마이크로 전자 회로 및 SRAM 기반의 FPGA 디바이스는 트랜지스터의 크기 감소 및 높은 패키징 밀도로 인한 고장 및 오류에 더 취약해지고 있기 때문에, 오류 검출은 시스템 신뢰성 측면에서 아주 중요한 문제이다.

오류는 크게 소프트 오류와 하드 오류로 분류할 수 있다. 하드 오류는 지속적인 결함으로 발생하나, 소프트 오류는 일시적 또는 간헐적으로 결함이 발생한다. 지금까지 알려진 바에 의하면, 오류의 대부분이 일시적인 오류로 인해 발생된다.

일시적인 오류로 인한 소프트 오류를 검출하는 기술은 일반적으로 프로세서의 성능감소를 가져오거나, 오류 검출에 필요한 추가적인 하드웨어 자원 및 전력소모가 요구되어 이의 적절한 조율과정을 거치게 된다. 이중 모듈 방식은 공통 모드 고장 (CMF)을 포함하여 대부분의 오류에 대응할 수 있지만, 구현상의 변화를 주어야 하고, 하드웨어 자원측면에서 두 배의 오버 헤드 비용이 필요하다. 삼중 모듈 방식(TMR)은 구현상의 변화없이 같은 모듈을 세 번 반복하여 사용할 수는 있으나, 하드웨어 오버헤드 비용이 높고, 각 모듈의 동일한 출력을 비교하기 위해 voting 회로가 필요하다. 추가적인 하드웨어 오버헤드를 피하기위하여, 피연산자를 회전 또는 이동하여 연산을 다시 한 후, 오류를 검출하기도 하는데, 이 경우 연산에 소요되는 시간이 추가되어 이 또한 시스템의 시간적인 오버헤드가 된다. 연산 중 오류검출 (CED) 방법은 산술 코드, 버저 코드, 패리티 코드 등을 사용하여 인코딩을 한 상태에서 연산을 수행한다. CED 기술의 효율적인 구현을 위해, 발생할 가능성이 높은 결함유형을 고려하는 것이 중요하다. VLSI 회로에서 고장은 일반적으로 단일방향 오류인 것으로 알려졌다. 단일방향 오류는 동시에 0 에서 1 또는 1 에서 0 으로 오류가 발생되지 않으며, 오류의 방향이 단일방향인 오류이다. 단일방향 오류 감지 (AUED) 기술은 하드웨어 자원 오버 헤드를 고려할 때, 오류 감지의 효율을 높인다. 본 논문에서는 여러개의 단일방향 오류를 탐지할 수 있는 확장 가능한 오류탐지 코딩 (SEDC)을 활용한다. SEDC 방식은 입력 데이터를 4-비트 이하로 분할하고, 분할 된 데이터를 동시에 인코딩하여 오류탐지코드를 할당한다. 따라서, 기존의 단일방향 오류탐지 방식과 달리, 입력데이터의 크기 'n'이 증가하더라도, 오류탐지코드 생성에 소요되는 시간은 증가되지 않으며, 기본 모듈들의 활용이 가능하여 구현의 복잡성도 증가되지 않는다.

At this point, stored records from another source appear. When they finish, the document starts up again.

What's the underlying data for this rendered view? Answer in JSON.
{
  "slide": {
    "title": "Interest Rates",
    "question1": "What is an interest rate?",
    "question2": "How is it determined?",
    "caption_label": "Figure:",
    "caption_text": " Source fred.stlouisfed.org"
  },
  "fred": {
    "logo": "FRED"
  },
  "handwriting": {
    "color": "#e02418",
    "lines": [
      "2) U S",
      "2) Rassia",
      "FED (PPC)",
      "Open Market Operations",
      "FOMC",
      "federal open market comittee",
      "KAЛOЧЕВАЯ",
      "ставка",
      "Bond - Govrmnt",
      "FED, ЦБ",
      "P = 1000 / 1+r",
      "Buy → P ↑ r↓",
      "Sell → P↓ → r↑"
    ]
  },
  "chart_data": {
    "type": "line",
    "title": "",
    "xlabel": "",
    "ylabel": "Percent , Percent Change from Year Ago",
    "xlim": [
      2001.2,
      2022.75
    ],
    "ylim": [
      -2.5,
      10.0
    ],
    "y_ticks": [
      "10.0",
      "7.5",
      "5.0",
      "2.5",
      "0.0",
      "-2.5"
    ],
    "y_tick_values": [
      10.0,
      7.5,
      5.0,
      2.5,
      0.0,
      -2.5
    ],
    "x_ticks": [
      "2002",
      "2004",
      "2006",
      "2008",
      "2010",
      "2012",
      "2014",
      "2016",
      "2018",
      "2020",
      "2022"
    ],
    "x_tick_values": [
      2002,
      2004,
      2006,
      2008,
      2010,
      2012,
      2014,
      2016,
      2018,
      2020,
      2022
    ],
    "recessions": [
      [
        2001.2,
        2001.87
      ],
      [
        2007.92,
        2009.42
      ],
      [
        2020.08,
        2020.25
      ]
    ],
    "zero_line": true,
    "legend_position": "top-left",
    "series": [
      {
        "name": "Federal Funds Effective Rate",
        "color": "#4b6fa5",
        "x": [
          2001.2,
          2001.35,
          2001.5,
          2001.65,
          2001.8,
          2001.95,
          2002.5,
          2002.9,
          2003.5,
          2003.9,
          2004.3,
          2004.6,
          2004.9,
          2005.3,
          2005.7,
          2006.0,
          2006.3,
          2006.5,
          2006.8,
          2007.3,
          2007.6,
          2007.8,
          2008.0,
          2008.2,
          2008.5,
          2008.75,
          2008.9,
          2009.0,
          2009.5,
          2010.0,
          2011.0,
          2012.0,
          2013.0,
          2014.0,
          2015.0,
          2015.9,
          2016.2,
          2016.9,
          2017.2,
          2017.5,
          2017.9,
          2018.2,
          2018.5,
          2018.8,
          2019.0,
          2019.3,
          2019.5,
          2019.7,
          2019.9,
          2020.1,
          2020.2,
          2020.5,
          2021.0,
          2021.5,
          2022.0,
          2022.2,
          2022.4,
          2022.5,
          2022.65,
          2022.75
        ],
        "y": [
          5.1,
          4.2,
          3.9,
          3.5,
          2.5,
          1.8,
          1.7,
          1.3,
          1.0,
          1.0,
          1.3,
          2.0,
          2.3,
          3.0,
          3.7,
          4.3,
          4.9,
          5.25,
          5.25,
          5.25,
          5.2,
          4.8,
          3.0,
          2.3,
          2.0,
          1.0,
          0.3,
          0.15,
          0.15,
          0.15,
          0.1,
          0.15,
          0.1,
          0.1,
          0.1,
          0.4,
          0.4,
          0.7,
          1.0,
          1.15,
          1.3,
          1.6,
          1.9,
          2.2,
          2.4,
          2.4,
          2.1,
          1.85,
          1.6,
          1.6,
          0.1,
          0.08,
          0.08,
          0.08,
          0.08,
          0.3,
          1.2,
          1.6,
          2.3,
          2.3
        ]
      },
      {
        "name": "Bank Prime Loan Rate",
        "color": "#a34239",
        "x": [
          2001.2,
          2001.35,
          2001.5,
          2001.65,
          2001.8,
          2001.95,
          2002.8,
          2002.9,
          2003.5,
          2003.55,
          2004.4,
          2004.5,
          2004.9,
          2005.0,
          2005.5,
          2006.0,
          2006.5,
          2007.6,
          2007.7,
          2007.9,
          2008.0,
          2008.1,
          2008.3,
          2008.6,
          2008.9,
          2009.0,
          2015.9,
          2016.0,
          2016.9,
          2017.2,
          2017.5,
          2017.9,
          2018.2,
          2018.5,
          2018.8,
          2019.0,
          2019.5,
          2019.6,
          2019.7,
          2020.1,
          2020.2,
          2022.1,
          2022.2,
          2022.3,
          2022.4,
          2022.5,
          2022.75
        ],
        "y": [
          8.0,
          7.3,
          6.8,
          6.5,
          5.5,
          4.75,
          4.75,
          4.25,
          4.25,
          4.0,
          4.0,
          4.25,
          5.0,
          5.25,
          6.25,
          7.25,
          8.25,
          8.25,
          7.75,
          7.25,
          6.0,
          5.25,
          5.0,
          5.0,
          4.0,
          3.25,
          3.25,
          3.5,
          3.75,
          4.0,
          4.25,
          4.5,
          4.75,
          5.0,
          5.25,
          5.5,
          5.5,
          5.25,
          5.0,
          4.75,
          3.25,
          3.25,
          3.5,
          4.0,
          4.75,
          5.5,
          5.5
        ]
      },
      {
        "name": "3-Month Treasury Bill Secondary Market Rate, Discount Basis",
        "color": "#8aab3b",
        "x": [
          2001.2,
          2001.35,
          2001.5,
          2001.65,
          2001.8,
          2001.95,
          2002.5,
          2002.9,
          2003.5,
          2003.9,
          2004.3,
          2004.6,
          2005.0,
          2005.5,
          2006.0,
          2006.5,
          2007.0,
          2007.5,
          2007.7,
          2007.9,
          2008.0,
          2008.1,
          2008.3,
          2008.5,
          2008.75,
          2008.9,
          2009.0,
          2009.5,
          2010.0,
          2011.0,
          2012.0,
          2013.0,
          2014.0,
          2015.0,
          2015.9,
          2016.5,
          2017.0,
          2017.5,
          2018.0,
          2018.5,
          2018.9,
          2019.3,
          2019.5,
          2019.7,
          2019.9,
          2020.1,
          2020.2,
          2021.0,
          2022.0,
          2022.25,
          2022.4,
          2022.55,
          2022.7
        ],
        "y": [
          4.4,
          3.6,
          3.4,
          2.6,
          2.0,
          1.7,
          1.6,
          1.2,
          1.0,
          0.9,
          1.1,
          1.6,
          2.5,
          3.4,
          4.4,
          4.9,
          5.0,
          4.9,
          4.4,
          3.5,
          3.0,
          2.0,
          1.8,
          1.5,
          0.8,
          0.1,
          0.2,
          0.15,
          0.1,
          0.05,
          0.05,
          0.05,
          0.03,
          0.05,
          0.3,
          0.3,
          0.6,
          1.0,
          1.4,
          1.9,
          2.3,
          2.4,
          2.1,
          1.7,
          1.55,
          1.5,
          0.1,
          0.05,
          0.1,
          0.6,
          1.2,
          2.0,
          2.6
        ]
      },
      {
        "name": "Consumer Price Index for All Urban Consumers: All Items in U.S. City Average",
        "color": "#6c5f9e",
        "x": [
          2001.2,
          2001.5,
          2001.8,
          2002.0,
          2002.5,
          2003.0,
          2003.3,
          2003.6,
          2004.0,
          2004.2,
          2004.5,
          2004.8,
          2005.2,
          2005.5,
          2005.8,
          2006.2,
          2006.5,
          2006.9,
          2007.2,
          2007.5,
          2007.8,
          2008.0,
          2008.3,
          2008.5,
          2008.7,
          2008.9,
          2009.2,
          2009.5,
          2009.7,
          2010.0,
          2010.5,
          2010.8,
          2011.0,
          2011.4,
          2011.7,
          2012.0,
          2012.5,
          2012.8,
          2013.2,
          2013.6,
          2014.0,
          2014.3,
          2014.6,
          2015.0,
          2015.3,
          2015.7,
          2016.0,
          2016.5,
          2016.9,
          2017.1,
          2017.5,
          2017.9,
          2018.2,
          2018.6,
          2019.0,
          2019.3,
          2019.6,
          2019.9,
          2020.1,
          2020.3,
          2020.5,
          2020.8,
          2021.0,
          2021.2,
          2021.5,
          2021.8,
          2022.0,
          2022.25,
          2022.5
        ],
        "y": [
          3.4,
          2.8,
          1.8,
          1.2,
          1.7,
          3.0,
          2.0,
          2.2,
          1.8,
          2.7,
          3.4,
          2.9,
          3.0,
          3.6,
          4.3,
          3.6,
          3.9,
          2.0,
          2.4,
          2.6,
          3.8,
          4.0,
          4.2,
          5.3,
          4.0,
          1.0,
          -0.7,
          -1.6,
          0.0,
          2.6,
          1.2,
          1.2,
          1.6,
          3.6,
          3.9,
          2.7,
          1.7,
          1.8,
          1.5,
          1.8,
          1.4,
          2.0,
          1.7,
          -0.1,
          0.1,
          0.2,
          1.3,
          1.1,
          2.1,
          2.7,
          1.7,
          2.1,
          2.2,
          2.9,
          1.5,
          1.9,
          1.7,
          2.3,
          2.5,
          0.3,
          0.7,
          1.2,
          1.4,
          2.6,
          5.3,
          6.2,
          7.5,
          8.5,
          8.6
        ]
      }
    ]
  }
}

본 논문에서는 SEDC 방식을 사용하여, 단일 이벤트 오류발생에 대해 높은 내결함성을 가진 ALU 구조를 제안한다. 기존 관련연구에 비하여 제안된 SEDC 코드 기반 ALU는 하드웨어 오버헤드와 지연시간 측면에서 더 나은 결과를 보인다. SEDC 기반 32 비트 ALU의 ASIC 구현은 버저 코드 예측 ALU에 비하여 하드웨어 자원을 34% 절약했다 [5]. SEDC 기반 16 비트 ALU의 FPGA 구현은 버저 코드 예측 ALU에 비하여 하드웨어 자원을 39% 감소시켰다. 이와 더불어, SEDC 기반 확장가능한 자가완전검증회로(TSC)가 하드웨어 자원과 지연시간을 고려할 때 매우 효율적임을 보였다. 32 비트인 경우, 버저코드 기반 TSC 에 비하여 SEDC 기반 TSC을 사용하였을 때, 하드웨어 자원 사용량이 67% 감소하였고, 지연시간은 81% 향상되었음을 보였다. 추가적으로, 하드 오류를 완화하기 위해 FPGA 의 재구성 기능을 활용할 수 있음도 보였다.

#### I. Introduction

#### A. Research Motivation

System reliability has become a major concern as the transistor size decreases [1]. The consequence of increasing complexity in the functionality of applications accelerated the demand of more reliable system. On the other hand, people don't want to return back to less sophisticated systems due to the grown dependence on luxuries automated systems.

Initially, reliable computing was limited to military, industrial, aerospace, and communications applications in which the outcome of computer failure had major economic impact or even loss of life. Nowadays, even commercial and day to day life applications require high reliability as we move towards the era of wired money transfer and automated life-style. Reliability is of vital importance in situations where a computer failure could have disastrous results [2].

Errors can be classified as either soft errors or hard errors. Soft errors are caused by transient or intermittent faults, while hard errors are caused by permanent faults. Permanent faults remain for indefinite periods until corrective action is taken. Studies show that the majority of errors are caused by transient faults.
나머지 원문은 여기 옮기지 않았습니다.